A che gioco giochiamo (1)

Scacco matto

Scacco matto

Il gioco è un “corpo a corpo” con il destino

(Anatole France)

Il destino mescola le carte con cui noi giochiamo  (Arthur Schopenhauer)

Il vero vincitore è chi sa perdere  (Caetano Veloso)

Si può scoprire di più su una persona in un’ora di gioco che in un anno di conversazione  (Platone)

Non si smette di giocare perché si invecchia, ma si invecchia perché si smette di giocare  (George Bernard Shaw)

“A che gioco giochiamo” “fare il doppio gioco” “ogni bel gioco dura poco” “avere buon gioco” “scoprire il proprio gioco” “stare al gioco” “giocare a carte scoperte” “prendersi gioco di qualcuno” “fare buon viso a cattivo gioco” “mettersi in gioco” “giocarsi l’ultima carta”…

A parte gli aforismi d’autore che abbiamo in apertura, sono innumerevoli anche i modi di dire popolari sul gioco, che ne dimostrano l’importanza nella vita quotidiana degli esseri umani. Giocare è un nostro bisogno primario: giochiamo per divertirci, per metterci alla prova e verificare le nostre capacità, per sfidare chi ci sta intorno, per arricchire la nostra vita sociale, per comunicare e relazionarci con gli altri. Per vedere chi è più forte, noi o il destino. Chi non vuol cercare di avere la meglio in qualcosa, in qualche occasione, su qualcuno, che sia un avversario o la sorte?

Come ogni attività umana, a volte anche il gioco può degenerare, trasformarsi in una dipendenza patologica. Sentiamo ogni tanto di personaggi più o meno celebri che si bruciano rovinandosi col gioco, ma simili drammi colpiscono anche tanti comuni mortali, sebbene non ne parlino le cronache.

Ma non è di questi aspetti deleteri del gioco che ci vogliamo occupare: ad interessarci qui è soprattutto la sua natura genuina, quella che sboccia già in culla col neonato e che ha origine agli albori delle società umane.

La Storia narra da secoli di giochi sportivi e ricreativi, come i giochi olimpici dell’antica Grecia che erano sacri agli dèi ed erano il riferimento nel computo degli anni; i primi giochi di carte risalgono invece alle antiche civiltà dell’India e della Cina, mentre le carte da gioco come le conosciamo noi furono introdotte dagli arabi in Europa, attraverso la Spagna.

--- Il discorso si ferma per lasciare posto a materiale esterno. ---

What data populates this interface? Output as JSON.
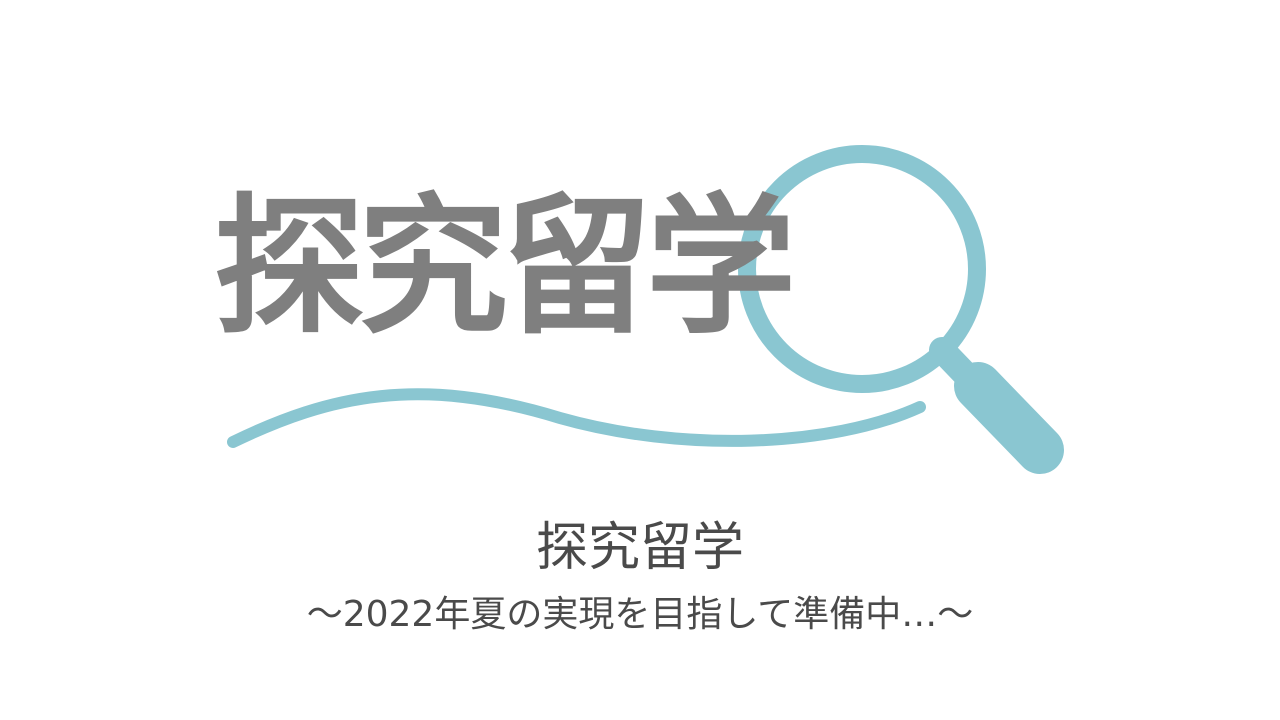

Uno dei giochi più antichi e allegorici è quello degli scacchi, che troviamo nella Persia del IX secolo a.C. citato dal poeta Hassan nel Libro dei Re. Tracce arabe e persiane si trovano nell’espressione “Shah mat” (scacco matto) che significa «il re è morto». Gli scacchi erano peraltro presenti anche nell’antico Egitto, dove un disegno sulla tomba di Nefertari, moglie del faraone Ramses II, raffigura la regina mentre gioca.

Sulle caselle bianche e nere – simbolo della lotta tra il bene e il male – i pezzi degli scacchi sono disposti con ordine e ognuno di essi può muoversi soltanto seguendo determinate regole: come vedremo, le regole sono un elemento fondamentale di ogni gioco. La figura più potente degli scacchi è la Regina, libera di muoversi senza vincoli, che vigila sulla sicurezza del Re scegliendo con attenzione le mosse e sfruttando la sua libertà di movimento. L’Alfiere simboleggia il guerriero che protegge la Fortezza e può muoversi solo diagonalmente, delineando i confini del territorio. Il Cavallo rappresenta la prudenza, può saltare i nemici ma ha movimenti limitati. La Torre è simbolo di forza e la linea dritta che segue rappresenta la rettitudine. Il pedone infine è il soldato semplice, l’iniziato che guarda avanti e non deve mai tirarsi indietro (visto che non può retrocedere) ma che viene elevato di rango una volta raggiunto il suo traguardo. Il fine degli scacchi è quello di imprigionare il Re senza dargli scampo, dichiarando lo scacco matto.

Lo storico olandese Johan Huizinga scrisse nel 1938 un saggio sul gioco dal titolo “Homo Ludens”: in latino giocare si dice ludere e il termine italiano deludere – che come sappiamo significa “vanificare le speranze”, “venir meno alle aspettative” – viene proprio dal latino de-ludere, cioè smettere di giocare, uscire dal gioco. Un po’ come nella frase “non gioco più” che i bambini delusi e arrabbiati pronunciano quando se ne vanno e abbandonano i compagni.